そんな幹部操言士の態度に飽き飽きして、王黎はコリンを呼んだ。
「コリン団長、僕は何ひとつ嘘を申し上げていません。お聞きになる気がないのなら退席したいと思います」
場が不自然に静まり返る。
話を聞かせろと言われたので正直に丁寧に話しているにもかかわらず、話す端から嘘扱いされたのでは話す意味がない。話の腰を折らずに黙してずっと耳をかたむけてくれている幹部操言士もいるが、それは年齢が四十台の、幹部の中では若い方の操言士たちだ。ロジャーらのように五十、六十を超えた年嵩の幹部操言士たちは最年少師範の王黎をもとより快く思っておらず、王黎が何を言っても気に食わないようだ。
そのような態度をとられるのは今に始まったことではないので割り切ってはいるが、やはりいい気持ちはしない。聞く気がないのなら尋ねないでほしいものだ。
「退席は許しません。嘘偽りなく続きを話しなさい」
コリンは王黎の退席を認めず、かといってロジャーらをたしなめることもなく、ただ王黎に語ることを要求するだけだった。コリンのその対応はどうかと思うが、馬鹿ではないならロジャーらも多少は口をつぐんでくれるだろう。
「クォンとラルーカ、彼らが住んでいたフォスニアで言い伝えられている魂の話を聞きました。闇の神様ヤオディミスが魂を作り、生き物が肉の器、つまり身体を作り、光の神様カオディリヒスが魂を身体に入れる。この世界に生きとし生けるものはそうやって生まれて存在しているのだそうです。また、フォスニアを建国した初代女王ザンドラは、闇の神様ヤオディミスから力を授かったそうです」
「ヤオディミスが魂を作り、カオディリヒスが魂を入れる? フォスニアは建国当時からヤオディミスと深く関わっているのか」
「ヤオディミスを信仰しているフォスニアらしい作り話だ。そうやってヤオディミスの価値を高め、よからぬことを国全体で企んでいるのだろう」
興味深そうな反応を示したのは焦げ茶の髪の幹部操言士マティアス。嘘だとは言わないが憶測でフォスニアを貶めたのはジャックだった。

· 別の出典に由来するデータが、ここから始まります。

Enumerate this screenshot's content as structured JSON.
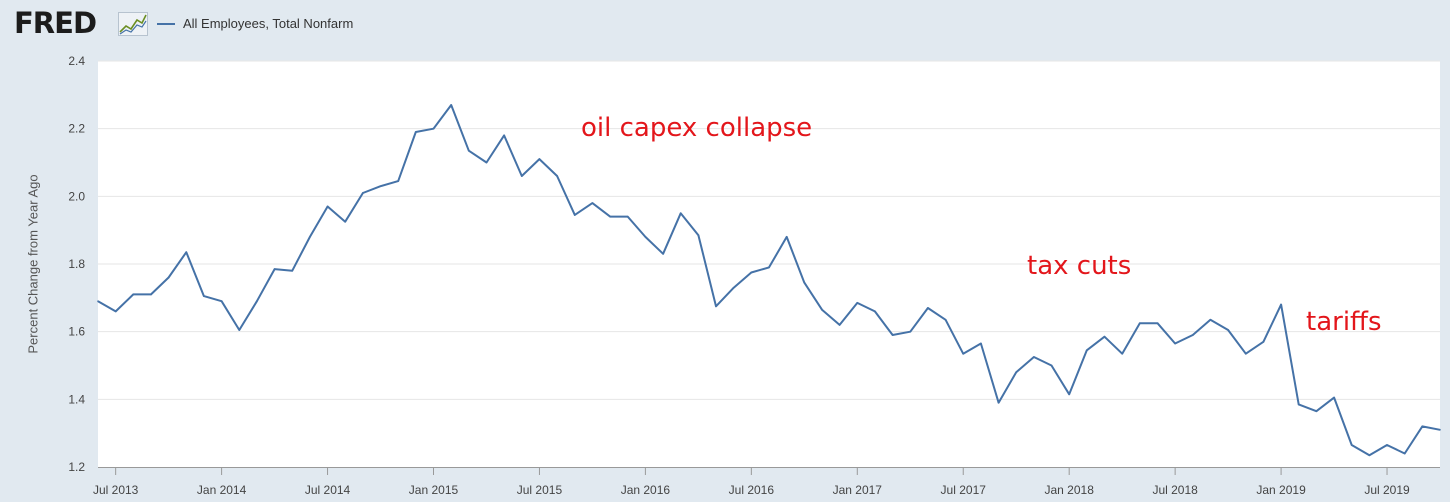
{
  "brand": {
    "name": "FRED"
  },
  "chart_data": {
    "type": "line",
    "series": [
      {
        "name": "All Employees, Total Nonfarm",
        "color": "#4572a7",
        "x": [
          "2013-06",
          "2013-07",
          "2013-08",
          "2013-09",
          "2013-10",
          "2013-11",
          "2013-12",
          "2014-01",
          "2014-02",
          "2014-03",
          "2014-04",
          "2014-05",
          "2014-06",
          "2014-07",
          "2014-08",
          "2014-09",
          "2014-10",
          "2014-11",
          "2014-12",
          "2015-01",
          "2015-02",
          "2015-03",
          "2015-04",
          "2015-05",
          "2015-06",
          "2015-07",
          "2015-08",
          "2015-09",
          "2015-10",
          "2015-11",
          "2015-12",
          "2016-01",
          "2016-02",
          "2016-03",
          "2016-04",
          "2016-05",
          "2016-06",
          "2016-07",
          "2016-08",
          "2016-09",
          "2016-10",
          "2016-11",
          "2016-12",
          "2017-01",
          "2017-02",
          "2017-03",
          "2017-04",
          "2017-05",
          "2017-06",
          "2017-07",
          "2017-08",
          "2017-09",
          "2017-10",
          "2017-11",
          "2017-12",
          "2018-01",
          "2018-02",
          "2018-03",
          "2018-04",
          "2018-05",
          "2018-06",
          "2018-07",
          "2018-08",
          "2018-09",
          "2018-10",
          "2018-11",
          "2018-12",
          "2019-01",
          "2019-02",
          "2019-03",
          "2019-04",
          "2019-05",
          "2019-06",
          "2019-07",
          "2019-08",
          "2019-09",
          "2019-10"
        ],
        "values": [
          1.69,
          1.66,
          1.71,
          1.71,
          1.76,
          1.835,
          1.705,
          1.69,
          1.605,
          1.69,
          1.785,
          1.78,
          1.88,
          1.97,
          1.925,
          2.01,
          2.03,
          2.045,
          2.19,
          2.2,
          2.27,
          2.135,
          2.1,
          2.18,
          2.06,
          2.11,
          2.06,
          1.945,
          1.98,
          1.94,
          1.94,
          1.88,
          1.83,
          1.95,
          1.885,
          1.675,
          1.73,
          1.775,
          1.79,
          1.88,
          1.745,
          1.665,
          1.62,
          1.685,
          1.66,
          1.59,
          1.6,
          1.67,
          1.635,
          1.535,
          1.565,
          1.39,
          1.48,
          1.525,
          1.5,
          1.415,
          1.545,
          1.585,
          1.535,
          1.625,
          1.625,
          1.565,
          1.59,
          1.635,
          1.605,
          1.535,
          1.57,
          1.68,
          1.385,
          1.365,
          1.405,
          1.265,
          1.235,
          1.265,
          1.24,
          1.32,
          1.31
        ]
      }
    ],
    "ylabel": "Percent Change from Year Ago",
    "ylim": [
      1.2,
      2.4
    ],
    "yticks": [
      "1.2",
      "1.4",
      "1.6",
      "1.8",
      "2.0",
      "2.2",
      "2.4"
    ],
    "xticks": [
      {
        "label": "Jul 2013",
        "x": "2013-07"
      },
      {
        "label": "Jan 2014",
        "x": "2014-01"
      },
      {
        "label": "Jul 2014",
        "x": "2014-07"
      },
      {
        "label": "Jan 2015",
        "x": "2015-01"
      },
      {
        "label": "Jul 2015",
        "x": "2015-07"
      },
      {
        "label": "Jan 2016",
        "x": "2016-01"
      },
      {
        "label": "Jul 2016",
        "x": "2016-07"
      },
      {
        "label": "Jan 2017",
        "x": "2017-01"
      },
      {
        "label": "Jul 2017",
        "x": "2017-07"
      },
      {
        "label": "Jan 2018",
        "x": "2018-01"
      },
      {
        "label": "Jul 2018",
        "x": "2018-07"
      },
      {
        "label": "Jan 2019",
        "x": "2019-01"
      },
      {
        "label": "Jul 2019",
        "x": "2019-07"
      }
    ],
    "grid": true,
    "legend": "top-left",
    "annotations": [
      {
        "text": "oil capex collapse",
        "color": "#e3161b"
      },
      {
        "text": "tax cuts",
        "color": "#e3161b"
      },
      {
        "text": "tariffs",
        "color": "#e3161b"
      }
    ]
  }
}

「彼らは塔の中から出られませんが、塔の外のことを知る手段はあるそうです。約一年前に、フォスニアの王が殺されたという事実を教えてくれました」
「フォスニアの王が殺された?」
「サーディアと戦争でもしたのか」
「いや、クーデターじゃないのか。ヤオディミスの力を使って何かしたに違いない」
ヘススたち年嵩の幹部操言士たちの表情に一種の焦りが浮かぶ。始海の塔については半信半疑なのだろうが、他国の情勢となるとさすがに軽視はできないようだ。
「それからラルーカは、怪魔についてひとつの仮説を教えてくれました。怪魔が魂を持っているのではないかと」
「どういうことですか」
コリンの目の色もにわかに変わる。王黎は幹部操言士たちの反応に構わず続けた。
「怪魔が霧散する時、霧になって消えていくように見えている怪魔の身体は、実は魂ではないか。普通の生物の肉の器ではそんな風に消えることはあり得ないからと。操言の力が怪魔を斃すのに有効なのも、操言の力が魂に宿るもの、つまり魂と関わりの深い力だから。逆説的に考えて、怪魔は魂を持っているのだろうと」
「魂! 魂! 魂! それがどうした! 自分が魂だけとかいう存在だからそんな不確かなものを……そうか、フォスニアはヤオディミスと魂を信仰しているのだな。危険な国だ。カオディリヒスに守られたオリジーアを滅ぼそうと企んでいるに違いない!」
うっとうしそうに叫ぶロジャーに王黎は閉口した。
フォスニアが何を信仰しているだとかフォスニアがオリジーアを滅ぼすだとか、そんなことは一言も口にしていない。それなのにロジャーはそちらへ話をふくらます。操言士だけあって想像力が豊かだ。まるで稚拙な想像だが。
その口を黙らせるために操言の力を使ってやろうか――そんな不穏なことを王黎は考えたが、ふとコリンの目の奥がきらりと光ったのを見て思いとどまった。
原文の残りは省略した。